Wednesday, October 3, 2012

Govt may allow IFIs to issue local currency bond

KATHMANDU, Oct 2, 2012

The government has agreed in principle to allow international financial institutions (IFIs) having a strong credit rating to issue bonds in Nepal in local currency in a bid to mobilize locally available resources for financing big industrial and development projects through the private sector.

The positive response from the government to open local currency bond came when International Finance Corporation (IFC), the private sector lending arm of the World Bank Group, held meeting with the senior Ministry of Finance (MoF) officials last week.
“IFC´s proposal was to allow credible IFIs, including IFC, to issue local currency bond targeting the banks and financial institutions, among others. The IFIs will then lend the fund mobilized to the private sector for executing economically viable projects in various sectors,” said a senior MoF official.

Under the concept, which has not yet been practiced in the country, the bonds will be backed by the issuer IFIs, ensuring that the investments made by the BFIs among others remained safe. As the issue will be made in local currency, the issuer too will find itself free from the possible risks of foreign currency volatility.

“Apart from the IFC, the Asian Development Bank - one of the leading multilateral donor - too has shown interest to issue local currency bond,” the source told Republica.

The source disclosed that the MoF had received ADB´s expression of interest on local currency bond years ago -- long before the IFC approached it.

Though the ADB´s initiatives then did not gather any momentum, Juan Miranda, director-general of ADB´s South Asia Department, said a vice president of ADB was visiting Nepal soon to hold discussion with the government on the matter.

If things moved ahead smoothly, ADB officials said they would also issue local currency bonds in a bid to finance projects here.
Finance Secretary Krishna Hari Baskota said the government was positive about issuing local currency bond. “Though we are still discussing on its technical aspects, the talks are going on with the IFC in a positive manner,” said Baskota.

In the last week´s meeting, IFC officials had announced that IFC would jump into the business promptly, mobilize the resources locally offering a sound return to the investors, and invest the collections in turn to the private sector to execute highly feasible projects.

“The degree of feasibility of the project in such cases will be scrutinized and decided by the bond issuer,” said the source.

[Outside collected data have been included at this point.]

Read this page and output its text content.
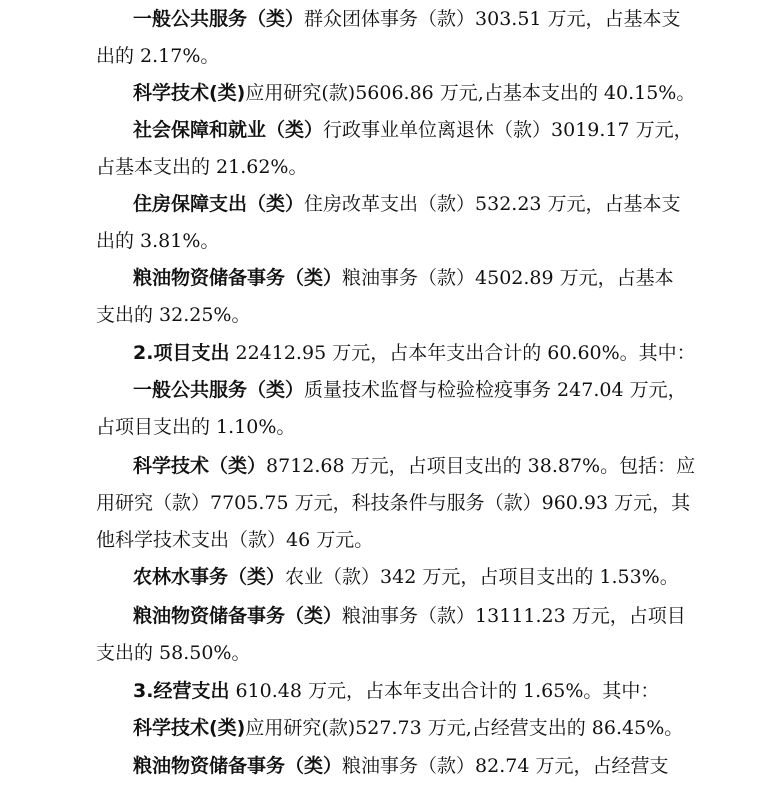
一般公共服务（类）群众团体事务（款）303.51 万元，占基本支
出的 2.17%。
科学技术(类)应用研究(款)5606.86 万元,占基本支出的 40.15%。
社会保障和就业（类）行政事业单位离退休（款）3019.17 万元，
占基本支出的 21.62%。
住房保障支出（类）住房改革支出（款）532.23 万元，占基本支
出的 3.81%。
粮油物资储备事务（类）粮油事务（款）4502.89 万元，占基本
支出的 32.25%。
2.项目支出 22412.95 万元，占本年支出合计的 60.60%。其中：
一般公共服务（类）质量技术监督与检验检疫事务 247.04 万元，
占项目支出的 1.10%。
科学技术（类）8712.68 万元，占项目支出的 38.87%。包括：应
用研究（款）7705.75 万元，科技条件与服务（款）960.93 万元，其
他科学技术支出（款）46 万元。
农林水事务（类）农业（款）342 万元，占项目支出的 1.53%。
粮油物资储备事务（类）粮油事务（款）13111.23 万元，占项目
支出的 58.50%。
3.经营支出 610.48 万元，占本年支出合计的 1.65%。其中：
科学技术(类)应用研究(款)527.73 万元,占经营支出的 86.45%。
粮油物资储备事务（类）粮油事务（款）82.74 万元，占经营支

The IFC officials had also made a presentation on similar issue and investments that it has carried out in a number of countries in Africa and other developing countries.

Nepali officials believe that the local currency bond can be one good window to help Nepali private parties that have competence, but lack finances to implement hydropower and other infrastructure projects.

Most importantly, this scheme can help us implement built-own-operate-and-transfer (BOOT) model, which we promoted since long but are yet to see it materialize, said the source.

However, officials are skeptic over immediate implementation of such plan. “That is because we will need to effect numerous changes in the existing law and may even need to formulate new one to implement it,” said the source.

The changes in the laws are needed mainly because Nepali law still does not allow investors to repatriate income made through locally mobilized resources.

“Overseas investors that put their money in the country can repatriate their income, dividend and everything. But in this case we are talking about locally mobilized money. We need a clear policy decision to allow IFIs repatriate income they made from locally mobilized and invested fund,” said the source.

Apart from that, law will also be needed to enable local investors to dispose their bond holding through the secondary market. “This is a crucial cushion,” said the source, adding that a clear law will be needed also to guide the IFIs as some of them might not prefer secondary market transactions for their bonds.

Given such situation, the MoF has suggested IFC to come up with yet another proposal on how it plans to operate its bond in Nepal, and also how IFIs in general can be facilitated to issue local currency bond.